I'd like to write about The End of Work by Jeremy Rifkin, which I read last week. It is an older book by the standards of the current debate on labor markets and change. It came out in 1995, and argued that automation was wiping out employment across many industries in a wholly unprecedented way. 

The book finds its way into just about recent bibliography on the issue of how the labor market has changed. It attracted a huge flurry of attention in the post-recessionary, business re-engineering world of the mid-1990s with its massive layoffs in corporate America and feeble economy. 
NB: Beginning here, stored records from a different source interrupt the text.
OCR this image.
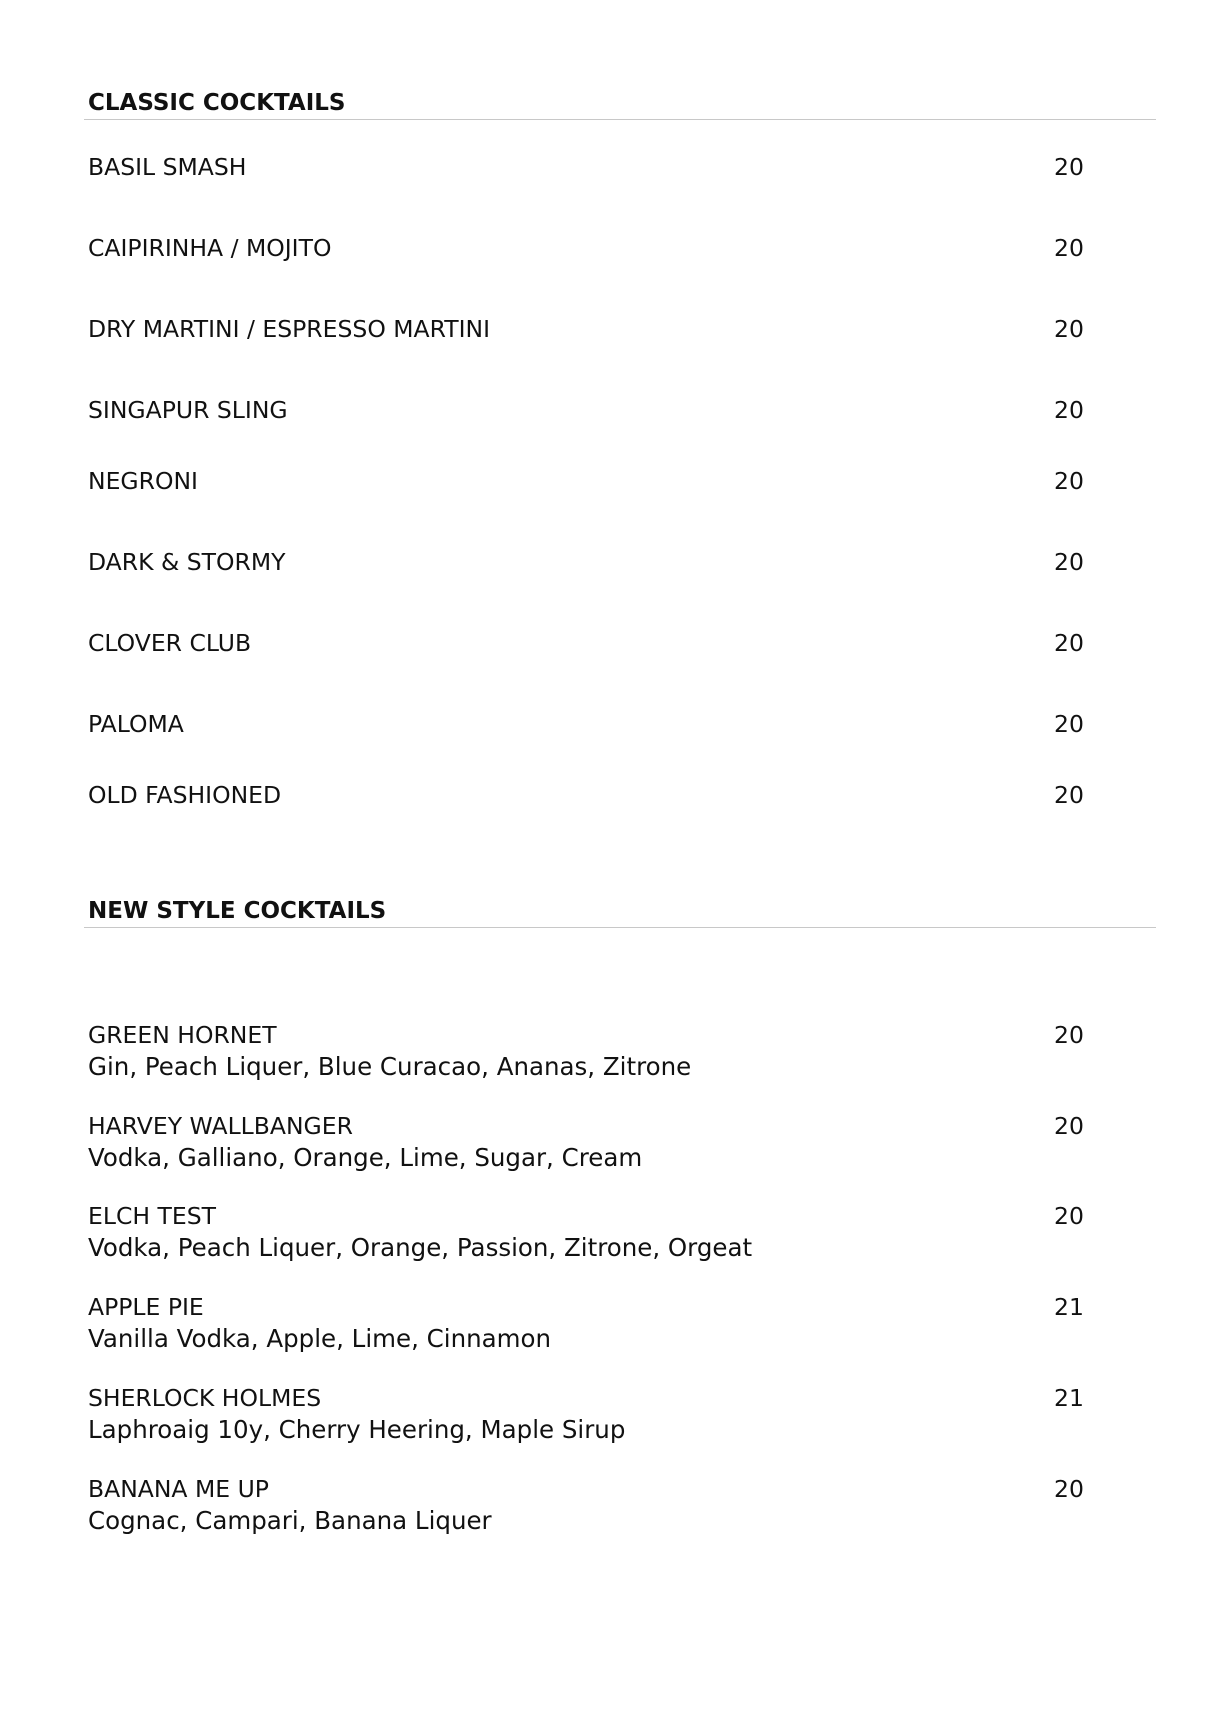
CLASSIC COCKTAILS
BASIL SMASH	20
CAIPIRINHA / MOJITO	20
DRY MARTINI / ESPRESSO MARTINI	20
SINGAPUR SLING	20
NEGRONI	20
DARK & STORMY	20
CLOVER CLUB	20
PALOMA	20
OLD FASHIONED	20
NEW STYLE COCKTAILS
GREEN HORNET	20
Gin, Peach Liquer, Blue Curacao, Ananas, Zitrone
HARVEY WALLBANGER	20
Vodka, Galliano, Orange, Lime, Sugar, Cream
ELCH TEST	20
Vodka, Peach Liquer, Orange, Passion, Zitrone, Orgeat
APPLE PIE	21
Vanilla Vodka, Apple, Lime, Cinnamon
SHERLOCK HOLMES	21
Laphroaig 10y, Cherry Heering, Maple Sirup
BANANA ME UP	20
Cognac, Campari, Banana Liquer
Then, in the huge boom of the late 1990s, the book seemed to fall from attention. The world moved on, and quickly.  One of the fascinating things about the book is it has only one entry in the index for "internet" - and that is a specific dial-up data provider for abstracts of books and journals. 

To be sure, it talks about the "information superhighway" here and there in a peripheral way. But it is usually very difficult to see what is just around the corner. 

And that was of course the wild internet boom of the late 1990s, which turned capitalism on its head for a few years. Pets.com and kozmo.com were just a few years away. Google and Amazon.com were just ideas when Rifkin finished the book. Soon, everyone thought they were getting rich, until the NASDAQ crashed. 

I think this highlights one fundamental issue with the whole nature of change. We can see some things coming from a long way off, but it sometimes takes a very long time for them to get enough computing power or momentum or support to take off. Artificial intelligence has been a major field since the 1970s, for example. But Apple's new Siri on iPhones is one of the first major consumer applications which begins to approximate some of the hopes of the 1970s. And even that is a long way from Hal in the movie 2001.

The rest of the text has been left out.